Apple scab shows fungicide resistance
Janna Beckerman, an associate professor of botany and plant pathology, said that extensive, long-term use of four popular fungicides has led to resistances in apples in Indiana and Michigan, the focus of her study.
“The fungicides that are regularly used to control scab have started to fail,” Beckerman said. “But the most disturbing thing we found is that many of the samples we tested were resistant to all four fungicides. It’s kind of like multidrug resistance in antibiotics. This is full-blown resistance.”
“It can cause orchard failures,” Beckerman said. “An orchard grower that has this could lose blocks of an orchard, or depending on the amount of diversity in the orchard, they could lose the entire crop.”
It’s thought that when organisms adapt to form resistance, that change will weaken the organism in some other way.
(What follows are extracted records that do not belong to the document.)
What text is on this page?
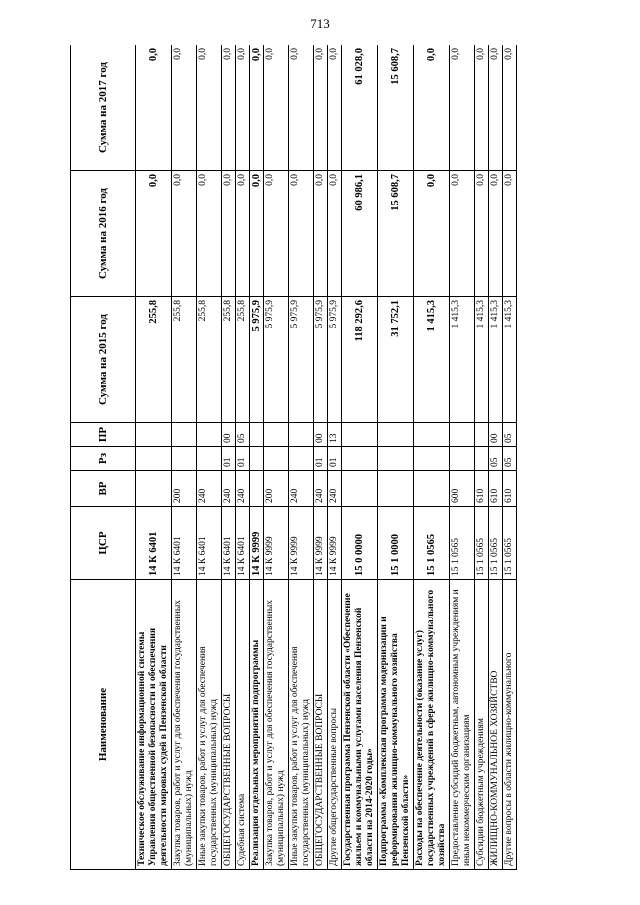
713
Наименование	ЦСР	ВР	Рз	ПР	Сумма на 2015 год	Сумма на 2016 год	Сумма на 2017 год
Техническое обслуживание информационной системы Управления общественной безопасности и обеспечения деятельности мировых судей в Пензенской области	14 К 6401				255,8	0,0	0,0
Закупка товаров, работ и услуг для обеспечения государственных (муниципальных) нужд	14 К 6401	200			255,8	0,0	0,0
Иные закупки товаров, работ и услуг для обеспечения государственных (муниципальных) нужд	14 К 6401	240			255,8	0,0	0,0
ОБЩЕГОСУДАРСТВЕННЫЕ ВОПРОСЫ	14 К 6401	240	01	00	255,8	0,0	0,0
Судебная система	14 К 6401	240	01	05	255,8	0,0	0,0
Реализация отдельных мероприятий подпрограммы	14 К 9999				5 975,9	0,0	0,0
Закупка товаров, работ и услуг для обеспечения государственных (муниципальных) нужд	14 К 9999	200			5 975,9	0,0	0,0
Иные закупки товаров, работ и услуг для обеспечения государственных (муниципальных) нужд	14 К 9999	240			5 975,9	0,0	0,0
ОБЩЕГОСУДАРСТВЕННЫЕ ВОПРОСЫ	14 К 9999	240	01	00	5 975,9	0,0	0,0
Другие общегосударственные вопросы	14 К 9999	240	01	13	5 975,9	0,0	0,0
Государственная программа Пензенской области «Обеспечение жильем и коммунальными услугами населения Пензенской области на 2014-2020 годы»	15 0 0000				118 292,6	60 986,1	61 028,0
Подпрограмма «Комплексная программа модернизации и реформирования жилищно-коммунального хозяйства Пензенской области»	15 1 0000				31 752,1	15 608,7	15 608,7
Расходы на обеспечение деятельности (оказание услуг) государственных учреждений в сфере жилищно-коммунального хозяйства	15 1 0565				1 415,3	0,0	0,0
Предоставление субсидий бюджетным, автономным учреждениям и иным некоммерческим организациям	15 1 0565	600			1 415,3	0,0	0,0
Субсидии бюджетным учреждениям	15 1 0565	610			1 415,3	0,0	0,0
ЖИЛИЩНО-КОММУНАЛЬНОЕ ХОЗЯЙСТВО	15 1 0565	610	05	00	1 415,3	0,0	0,0
Другие вопросы в области жилищно-коммунального	15 1 0565	610	05	05	1 415,3	0,0	0,0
Beckerman said the study, done with Purdue graduate student Kim Chapman and Michigan State University professor George Sundin, showed apple scab, on the contrary, is becoming resistant to fungicides with no apparent fitness penalty to itself.
“Having these multiple resistances to fungicides doesn’t debilitate them in any way,” Beckerman said.
The only options apple growers have, Beckerman said, are to use older fungicides that are tightly regulated, require more frequent application and are more expensive.
“It’s going to change how growers manage their orchards,” Beckerman said. “The more susceptible apple cultivars, like McIntosh, will become more chemically intensive to manage. Growers have few options as it is, and this will limit their options even further.”
Beckerman said she and her collaborators would work to develop faster tests to detect fungicide resistance in apple scab to help growers change management plans in a timely manner. USDA, Purdue University and the Michigan Agricultural Experiment Station funded the research.